Preferências musicais à parte; será verdadeiramente possível não gostar da sonoridade de Patrick Watson? Cremos que não. O seu mais recente disco, ‘Wave’ marca uma viragem na vida pessoal do artista e compositor canadiano, como revela à Máxima.

16 de outubro de 2019 | Rita Silva Avelar

Patrick Watson nasceu na Califórnia (1979, Lancaster) mas cresceu no Quebec, no Canadá. Um artista solitário mas com uma animosidade muito carismática, Watson cresceu a tocar num piano e a compor sozinho. Primeiro, descobriu que tinha uma voz no coro da igreja, onde começou por cantar solos, no liceu juntou-se à banda de ska Gangster Politics. Em 2001 lançou o seu primeiro disco, Waterproof9. O seu terceiro disco, Close to Paradise (2006), recebeu o prémio Polaris Music Prize em 2007. As suas músicas, que nascem de uma sonoridade que mistura influências de indie pop, com experimentações de sintetizadores, com um estilo cinemático orquestral, a par de um tom melancólico. Entre séries e filmes, as suas músicas já fizeram parte da banda sonora de mais de 37 projetos ligados ao cinema e televisão. No ano passado, foi uma das vozes no concerto de homenagem "Tower of Song: A Memorial Tribute to Leonard Cohen". De passagem pela capital portuguesa para promover o seu novo disco, Wave, em antecipação aos concertos de 23 de fevereiro, no Coliseu de Lisboa, em Lisboa, e a 24 de fevereiro na Casa da Música, no Porto (em 2020) Patrick Watson conversa com a Máxima no Hotel Flórida, em Lisboa. Melody Noir e Dream of dreaming são os singles já revelados, embora o disco chegue às lojas a 18 de outubro.

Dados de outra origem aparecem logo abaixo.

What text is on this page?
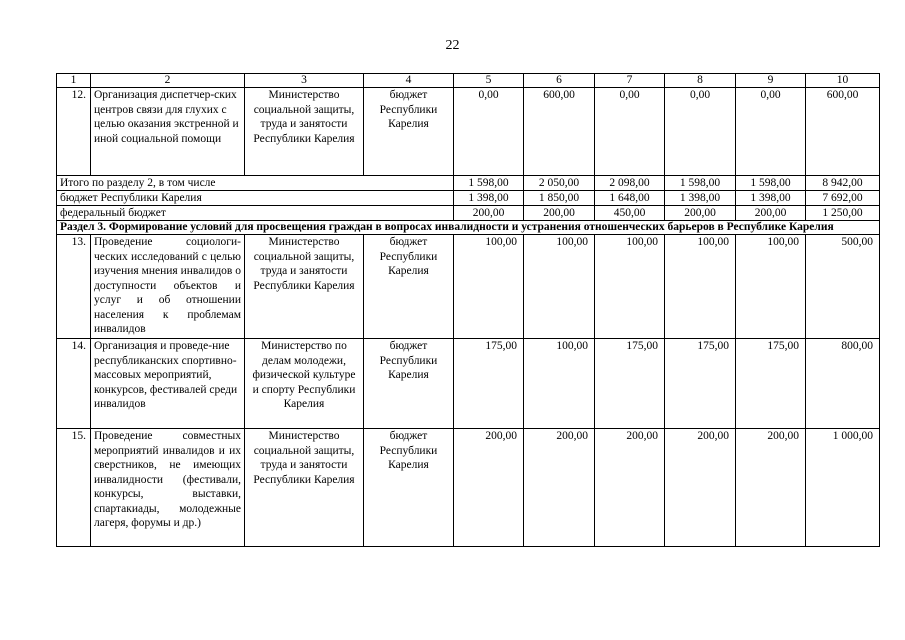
22
1	2	3	4	5	6	7	8	9	10
12.	Организация диспетчер-ских центров связи для глухих с целью оказания экстренной и иной социальной помощи	Министерство социальной защиты, труда и занятости Республики Карелия	бюджет Республики Карелия	0,00	600,00	0,00	0,00	0,00	600,00
Итого по разделу 2, в том числе				1 598,00	2 050,00	2 098,00	1 598,00	1 598,00	8 942,00
бюджет Республики Карелия				1 398,00	1 850,00	1 648,00	1 398,00	1 398,00	7 692,00
федеральный бюджет				200,00	200,00	450,00	200,00	200,00	1 250,00
Раздел 3. Формирование условий для просвещения граждан в вопросах инвалидности и устранения отношенческих барьеров в Республике Карелия									
13.	Проведение социологи-ческих исследований с целью изучения мнения инвалидов о доступности объектов и услуг и об отношении населения к проблемам инвалидов	Министерство социальной защиты, труда и занятости Республики Карелия	бюджет Республики Карелия	100,00	100,00	100,00	100,00	100,00	500,00
14.	Организация и проведе-ние республиканских спортивно-массовых мероприятий, конкурсов, фестивалей среди инвалидов	Министерство по делам молодежи, физической культуре и спорту Республики Карелия	бюджет Республики Карелия	175,00	100,00	175,00	175,00	175,00	800,00
15.	Проведение совместных мероприятий инвалидов и их сверстников, не имеющих инвалидности (фестивали, конкурсы, выставки, спартакиады, молодежные лагеря, форумы и др.)	Министерство социальной защиты, труда и занятости Республики Карелия	бюджет Республики Карелия	200,00	200,00	200,00	200,00	200,00	1 000,00
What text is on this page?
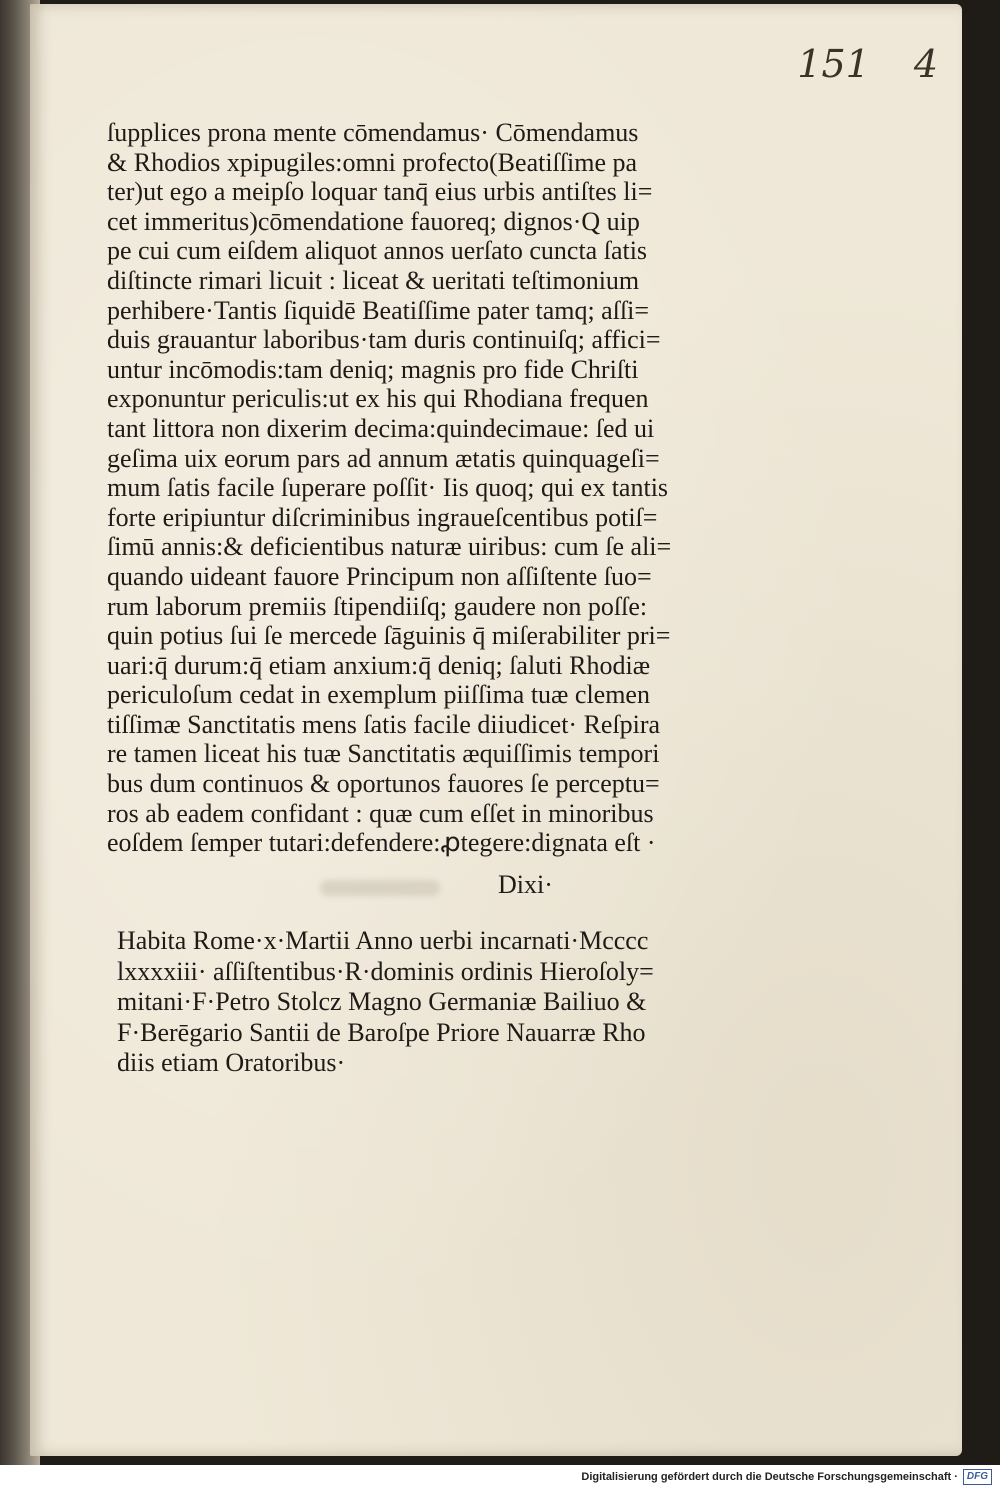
151 4
ſupplices prona mente cōmendamus· Cōmendamus
& Rhodios xpipugiles:omni profecto(Beatiſſime pa
ter)ut ego a meipſo loquar tanq̄ eius urbis antiſtes li=
cet immeritus)cōmendatione fauoreq; dignos·Q uip
pe cui cum eiſdem aliquot annos uerſato cuncta ſatis
diſtincte rimari licuit : liceat & ueritati teſtimonium
perhibere·Tantis ſiquidē Beatiſſime pater tamq; aſſi=
duis grauantur laboribus·tam duris continuiſq; affici=
untur incōmodis:tam deniq; magnis pro fide Chriſti
exponuntur periculis:ut ex his qui Rhodiana frequen
tant littora non dixerim decima:quindecimaue: ſed ui
geſima uix eorum pars ad annum ætatis quinquageſi=
mum ſatis facile ſuperare poſſit· Iis quoq; qui ex tantis
forte eripiuntur diſcriminibus ingraueſcentibus potiſ=
ſimū annis:& deficientibus naturæ uiribus: cum ſe ali=
quando uideant fauore Principum non aſſiſtente ſuo=
rum laborum premiis ſtipendiiſq; gaudere non poſſe:
quin potius ſui ſe mercede ſāguinis q̄ miſerabiliter pri=
uari:q̄ durum:q̄ etiam anxium:q̄ deniq; ſaluti Rhodiæ
periculoſum cedat in exemplum piiſſima tuæ clemen
tiſſimæ Sanctitatis mens ſatis facile diiudicet· Reſpira
re tamen liceat his tuæ Sanctitatis æquiſſimis tempori
bus dum continuos & oportunos fauores ſe perceptu=
ros ab eadem confidant : quæ cum eſſet in minoribus
eoſdem ſemper tutari:defendere:ꝓtegere:dignata eſt ·
Dixi·
Habita Rome·x·Martii Anno uerbi incarnati·Mcccc
lxxxxiii· aſſiſtentibus·R·dominis ordinis Hieroſoly=
mitani·F·Petro Stolcz Magno Germaniæ Bailiuo &
F·Berēgario Santii de Baroſpe Priore Nauarræ Rho
diis etiam Oratoribus·
Digitalisierung gefördert durch die Deutsche Forschungsgemeinschaft · DFG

Que sons marcaram a sua infância, em criança? E como era a cultura musical do local onde cresceu?

Eu cresci numa cidade pequena. As minhas memórias reais de a música se ter apoderado da minha vida remetem aos meus sete anos. Quando comecei a cantar num coro, nem sabia que sabia cantar. Disseram-me, a certa altura, que ia cantar um solo, por isso no primeiro domingo fiz logo um solo. Naquela cultura – e apesar de eu não ser uma pessoa particularmente religiosa – cantar em funerais ou casamentos, ou outros momentos grandes na vida das pessoas, não algo é sobre a pessoa que canta, mas sim sobre o momento em si. Eu cresci com a música a ser sobre momentos, e não sobre mim, e eu adorava esse sentimento. Era, também, o privilégio de fazer parte de momentos importantes na vida das pessoas. Acho que acabei por manter isso na minha carreira inteira. Aos 15 ou 16 anos, eu não conhecia bandas. Bem, ouvia Michael Jackson mas não era como um ícone.

Já escrevia música?

Sim, já componha as minhas próprias músicas, improvisava. Mas como cresci numa cidade pequena, o ideal de me tornar artista parecia de facto impossível. Eu era uma criança muito quieta, muito emocional, sensível, confuso e um pouco doido (risos). Em casa, por vezes, as coisas ficavam muito complicadas, e eu ia simplesmente tocar piano – esse era o meu mundo. Cheguei a pensar que os espíritos estavam a escrever música para mim.

Isso, de certa forma, criou a sonoridade Patrick Watson?

Eu sinto que quando falo com outros artistas descubro que eles ouviam bandas muito cool, como os Led Zeppelin, e todos têm histórias interessantes. A minha história é muito pouco cool (risos). Porque é uma história muito isolada, tudo o que eu tinha era um único som na minha cabeça. Desde uma idade muito tenra que desenvolvi a minha sonoridade, a minha linguagem, e sozinho.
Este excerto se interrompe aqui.